Bosses overruled his earlier design as too soft and organic, so Kodama recalibrated to techy. What emerged were the sharp creases and crisp graphic lines of the 2016 Prius.
Another design headache with the upcoming car: Sculpting a silhouette even slicker than the super-aerodynamic outgoing Prius. Kodama managed, with some tricks.
Kodama's team confronted those and other challenges as it embarked on a risky gambit. The mission: Spice up Toyota's flagship hybrid so it's no longer just a frumpy, fuel efficiency play. Give it emotion, make it sexy. And somehow keep it true to its green-car DNA.
"There were very high expectations for the Prius," Kodama, 46, recounted at a Nov. 13 test drive here. "As a concept, we were thinking Lady Gaga. We wanted to be more extreme in our design."
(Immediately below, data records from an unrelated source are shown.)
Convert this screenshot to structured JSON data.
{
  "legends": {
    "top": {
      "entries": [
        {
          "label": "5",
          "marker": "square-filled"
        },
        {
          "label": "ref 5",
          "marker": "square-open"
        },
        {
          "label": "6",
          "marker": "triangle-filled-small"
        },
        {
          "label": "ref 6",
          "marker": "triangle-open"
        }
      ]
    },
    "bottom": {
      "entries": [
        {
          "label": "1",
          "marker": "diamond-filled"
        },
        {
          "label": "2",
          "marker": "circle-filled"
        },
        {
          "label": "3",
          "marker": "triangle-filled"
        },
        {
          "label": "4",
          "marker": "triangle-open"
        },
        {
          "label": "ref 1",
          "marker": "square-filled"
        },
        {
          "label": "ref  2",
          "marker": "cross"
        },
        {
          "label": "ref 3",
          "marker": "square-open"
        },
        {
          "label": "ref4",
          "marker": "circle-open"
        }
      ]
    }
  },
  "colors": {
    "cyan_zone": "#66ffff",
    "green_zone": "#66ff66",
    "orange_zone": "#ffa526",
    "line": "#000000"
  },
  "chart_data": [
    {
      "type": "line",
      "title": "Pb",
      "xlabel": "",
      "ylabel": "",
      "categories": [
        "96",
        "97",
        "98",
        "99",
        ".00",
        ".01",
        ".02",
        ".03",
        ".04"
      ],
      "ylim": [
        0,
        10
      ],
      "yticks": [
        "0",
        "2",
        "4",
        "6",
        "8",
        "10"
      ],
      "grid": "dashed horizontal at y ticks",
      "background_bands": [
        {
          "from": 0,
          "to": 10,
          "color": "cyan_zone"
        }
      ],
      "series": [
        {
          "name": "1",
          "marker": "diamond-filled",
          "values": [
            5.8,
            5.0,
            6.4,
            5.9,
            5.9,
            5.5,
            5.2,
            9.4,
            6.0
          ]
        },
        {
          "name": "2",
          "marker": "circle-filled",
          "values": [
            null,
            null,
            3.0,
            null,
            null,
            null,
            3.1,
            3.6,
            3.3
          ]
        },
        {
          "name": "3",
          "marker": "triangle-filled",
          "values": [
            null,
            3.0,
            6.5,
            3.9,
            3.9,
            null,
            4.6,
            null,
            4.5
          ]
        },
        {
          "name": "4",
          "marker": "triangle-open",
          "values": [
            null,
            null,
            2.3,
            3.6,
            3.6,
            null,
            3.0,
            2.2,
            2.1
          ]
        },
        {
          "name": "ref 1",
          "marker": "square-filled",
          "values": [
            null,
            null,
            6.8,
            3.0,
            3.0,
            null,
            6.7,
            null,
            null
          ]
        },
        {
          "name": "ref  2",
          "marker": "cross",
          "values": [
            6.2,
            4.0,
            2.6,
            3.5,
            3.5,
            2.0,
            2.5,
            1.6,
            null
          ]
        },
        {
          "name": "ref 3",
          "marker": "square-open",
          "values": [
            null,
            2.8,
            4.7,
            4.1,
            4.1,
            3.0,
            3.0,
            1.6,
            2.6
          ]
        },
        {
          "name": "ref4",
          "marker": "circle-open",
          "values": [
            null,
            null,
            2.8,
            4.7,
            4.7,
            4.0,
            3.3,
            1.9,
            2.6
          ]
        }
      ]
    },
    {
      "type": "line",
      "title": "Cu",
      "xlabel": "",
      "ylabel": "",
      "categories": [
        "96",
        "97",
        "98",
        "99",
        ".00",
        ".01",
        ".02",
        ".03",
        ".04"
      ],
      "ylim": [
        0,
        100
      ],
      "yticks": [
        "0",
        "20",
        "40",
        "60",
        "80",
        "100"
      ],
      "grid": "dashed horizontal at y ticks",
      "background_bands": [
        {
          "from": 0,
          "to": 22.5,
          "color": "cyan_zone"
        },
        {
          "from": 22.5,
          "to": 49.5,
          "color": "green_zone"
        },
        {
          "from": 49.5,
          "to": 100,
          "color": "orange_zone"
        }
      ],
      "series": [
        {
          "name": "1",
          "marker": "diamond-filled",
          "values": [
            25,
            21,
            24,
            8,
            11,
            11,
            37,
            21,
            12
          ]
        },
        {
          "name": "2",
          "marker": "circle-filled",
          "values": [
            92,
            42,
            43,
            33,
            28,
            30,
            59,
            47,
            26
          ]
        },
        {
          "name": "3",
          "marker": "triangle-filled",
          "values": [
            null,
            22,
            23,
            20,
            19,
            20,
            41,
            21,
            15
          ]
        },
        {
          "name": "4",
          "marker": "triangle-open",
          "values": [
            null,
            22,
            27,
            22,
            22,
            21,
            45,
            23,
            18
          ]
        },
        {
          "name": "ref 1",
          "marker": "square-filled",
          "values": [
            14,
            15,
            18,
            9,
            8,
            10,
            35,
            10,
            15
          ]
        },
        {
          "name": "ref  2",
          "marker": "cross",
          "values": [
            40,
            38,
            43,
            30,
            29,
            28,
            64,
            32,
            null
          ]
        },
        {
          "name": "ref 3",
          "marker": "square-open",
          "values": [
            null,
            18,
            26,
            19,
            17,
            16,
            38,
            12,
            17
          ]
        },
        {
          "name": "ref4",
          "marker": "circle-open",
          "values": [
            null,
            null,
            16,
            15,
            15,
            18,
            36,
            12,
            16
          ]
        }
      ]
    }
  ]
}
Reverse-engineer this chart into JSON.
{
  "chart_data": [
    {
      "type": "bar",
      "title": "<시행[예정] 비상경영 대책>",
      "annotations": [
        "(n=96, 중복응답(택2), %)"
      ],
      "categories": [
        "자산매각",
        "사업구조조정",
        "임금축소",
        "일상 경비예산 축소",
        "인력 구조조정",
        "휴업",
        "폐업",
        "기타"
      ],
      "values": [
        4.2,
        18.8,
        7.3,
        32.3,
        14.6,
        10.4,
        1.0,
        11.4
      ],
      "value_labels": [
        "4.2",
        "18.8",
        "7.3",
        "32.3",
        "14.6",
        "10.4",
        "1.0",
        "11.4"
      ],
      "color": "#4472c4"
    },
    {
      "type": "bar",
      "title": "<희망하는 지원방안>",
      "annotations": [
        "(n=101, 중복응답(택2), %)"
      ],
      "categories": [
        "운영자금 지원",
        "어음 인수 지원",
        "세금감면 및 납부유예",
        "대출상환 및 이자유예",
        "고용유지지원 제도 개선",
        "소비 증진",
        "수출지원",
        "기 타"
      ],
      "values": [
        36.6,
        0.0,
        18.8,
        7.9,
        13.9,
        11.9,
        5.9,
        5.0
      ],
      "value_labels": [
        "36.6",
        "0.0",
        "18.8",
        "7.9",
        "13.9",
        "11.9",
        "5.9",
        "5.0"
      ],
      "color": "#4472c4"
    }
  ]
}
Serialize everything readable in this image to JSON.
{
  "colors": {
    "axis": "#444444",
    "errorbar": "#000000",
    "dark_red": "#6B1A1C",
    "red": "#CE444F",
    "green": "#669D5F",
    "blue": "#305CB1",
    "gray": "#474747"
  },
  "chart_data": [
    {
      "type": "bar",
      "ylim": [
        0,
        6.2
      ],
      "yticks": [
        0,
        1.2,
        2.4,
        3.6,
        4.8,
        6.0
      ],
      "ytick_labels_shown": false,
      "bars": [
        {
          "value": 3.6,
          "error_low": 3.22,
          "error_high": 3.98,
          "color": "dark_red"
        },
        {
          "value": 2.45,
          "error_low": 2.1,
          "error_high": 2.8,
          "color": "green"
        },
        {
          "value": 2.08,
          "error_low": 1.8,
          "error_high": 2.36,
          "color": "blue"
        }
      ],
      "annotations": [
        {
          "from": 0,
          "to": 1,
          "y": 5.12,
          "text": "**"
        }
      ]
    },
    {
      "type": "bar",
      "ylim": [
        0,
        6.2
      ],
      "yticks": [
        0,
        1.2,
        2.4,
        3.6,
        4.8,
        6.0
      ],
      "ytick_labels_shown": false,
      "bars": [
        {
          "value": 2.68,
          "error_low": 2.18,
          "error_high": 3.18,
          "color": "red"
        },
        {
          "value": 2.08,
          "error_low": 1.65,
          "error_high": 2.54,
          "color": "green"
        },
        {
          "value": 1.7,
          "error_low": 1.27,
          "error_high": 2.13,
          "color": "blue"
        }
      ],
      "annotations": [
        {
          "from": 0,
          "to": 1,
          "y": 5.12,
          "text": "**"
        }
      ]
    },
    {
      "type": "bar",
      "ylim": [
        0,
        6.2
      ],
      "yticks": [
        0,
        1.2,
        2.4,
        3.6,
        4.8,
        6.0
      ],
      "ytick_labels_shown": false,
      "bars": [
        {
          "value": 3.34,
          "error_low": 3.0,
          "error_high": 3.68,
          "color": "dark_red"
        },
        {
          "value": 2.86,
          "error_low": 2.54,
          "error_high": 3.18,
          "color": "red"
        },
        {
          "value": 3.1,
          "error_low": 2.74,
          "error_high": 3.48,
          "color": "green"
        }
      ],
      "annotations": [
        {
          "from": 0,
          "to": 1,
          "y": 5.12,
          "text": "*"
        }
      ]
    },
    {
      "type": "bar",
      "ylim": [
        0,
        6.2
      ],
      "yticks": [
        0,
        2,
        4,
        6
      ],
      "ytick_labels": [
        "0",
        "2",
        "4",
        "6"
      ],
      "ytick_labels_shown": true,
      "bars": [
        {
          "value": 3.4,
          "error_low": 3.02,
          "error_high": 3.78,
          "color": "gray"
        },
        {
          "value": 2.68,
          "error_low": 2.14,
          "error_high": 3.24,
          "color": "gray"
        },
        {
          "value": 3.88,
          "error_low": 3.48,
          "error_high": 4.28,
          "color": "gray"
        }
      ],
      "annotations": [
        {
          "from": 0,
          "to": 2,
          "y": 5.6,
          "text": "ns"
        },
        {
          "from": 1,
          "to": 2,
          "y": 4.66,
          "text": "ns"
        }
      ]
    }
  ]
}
Whether the new look will draw more customers is unclear because the design is more polarizing, said John Manoogian, a professor of automotive design at the College for Creative Studies in Detroit and a former General Motors designer. But it stays close to the triangular themes that make the Prius instantly recognizable.
"If the design goal was to create an edgier, emotional design, they are successful," Manoogian said. "The new car took their already iconic design vocabulary to the next level. ... It stands out from the sea of look-alike cars."